Elin Bengtsson’s young adult novel Ormbunkslandet (“The Land of the Fern”, not translated into English) is about Margit and Mika, two siblings who are in love with each other. The garden shed is their refuge and hiding place, where they cuddle up to each other on piles of garden furniture, surrounded by fishing nets, tins of paint and tools, safe from Mum’s footsteps and Dad’s eyes. They also find some refuge in the forest, where they are the rulers of their own country, the Land of the Fern.
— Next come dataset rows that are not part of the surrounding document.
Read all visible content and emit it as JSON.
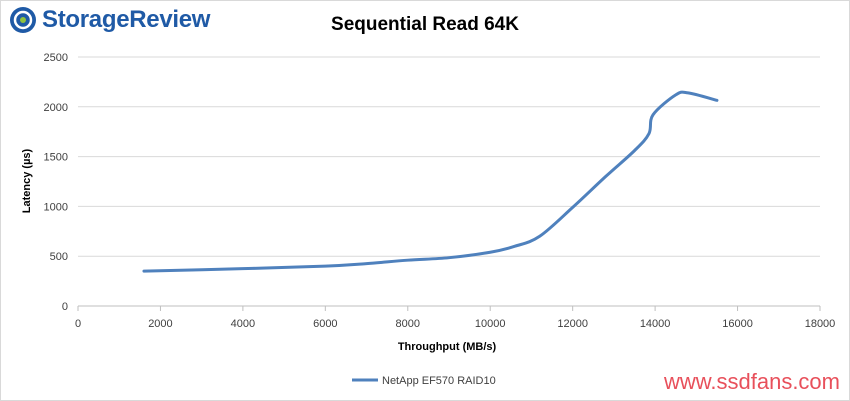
{
  "logo": {
    "text": "StorageReview",
    "icon": "storagereview-logo-icon",
    "color": "#1f5aa6"
  },
  "watermark": "www.ssdfans.com",
  "chart_data": {
    "type": "line",
    "title": "Sequential Read 64K",
    "xlabel": "Throughput (MB/s)",
    "ylabel": "Latency (µs)",
    "xlim": [
      0,
      18000
    ],
    "ylim": [
      0,
      2500
    ],
    "xticks": [
      0,
      2000,
      4000,
      6000,
      8000,
      10000,
      12000,
      14000,
      16000,
      18000
    ],
    "yticks": [
      0,
      500,
      1000,
      1500,
      2000,
      2500
    ],
    "grid": true,
    "legend_position": "bottom",
    "series": [
      {
        "name": "NetApp EF570 RAID10",
        "color": "#4f81bd",
        "x": [
          1600,
          4000,
          6000,
          7000,
          8000,
          9000,
          10000,
          10600,
          11200,
          12000,
          12800,
          13500,
          13850,
          13950,
          14500,
          14800,
          15500
        ],
        "y": [
          350,
          375,
          400,
          425,
          460,
          485,
          540,
          600,
          700,
          990,
          1300,
          1560,
          1730,
          1920,
          2120,
          2140,
          2065
        ]
      }
    ]
  }
}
Margit and Mika have long been aware that their relationship is not accepted, that what they do is abnormal and abhorrent in other people’s eyes. As children, they tried to find a word for it on the library computer. What they found sounded to them like an insect, but more like a “creepy-crawly than a butterfly”.
The story is told from Margit’s perspective, but also indirectly from Mika’s – because they are, of course, one. They have lived symbiotically all of their lives, waging a guerrilla war together against the world. Until, that is, Mika decides that it has to stop. He leaves home and starts his national service, leaving behind a bereft Margit, excluded from the only community she has ever known. Despite being only two months away from finishing school, she leaves too, setting off for Malmö in a desperate attempt to stop her life falling apart completely.
Bengtsson describes Margit’s feelings about this unwanted separation with great precision. The story follows Margit’s attempt to cope with the pain and the void – to find a way to go on, new places to be and new people to be with. Margit no longer rules over the Land of the Fern, but there are other kingdoms to conquer out there, and other battles worth fighting. Maybe.
Ormbunkslandet is a novel about losing that which you hold dearest and which gives life meaning, and about dealing with absolute loneliness. But it is also about who is allowed to love whom in society’s eyes. Bengtsson’s empathetic portrait of Margit makes the incomprehensible comprehensible. She makes it possible for the reader to better understand one of the great taboos. And she does so in prose that is beautiful, concise and poetic. There are no unnecessary words, no needless ornamentation. Bengtsson’s feeling for language is of a rare variety.
She is an author, gender studies academic and PhD student at Stockholm University. She made her debut in 2013 with the young adult novel Mellan vinter och himmel (“Between Winter and Sky”, not translated into English). Ormbunkslandet is her second novel and was nominated for the prestigious August Prize in 2016.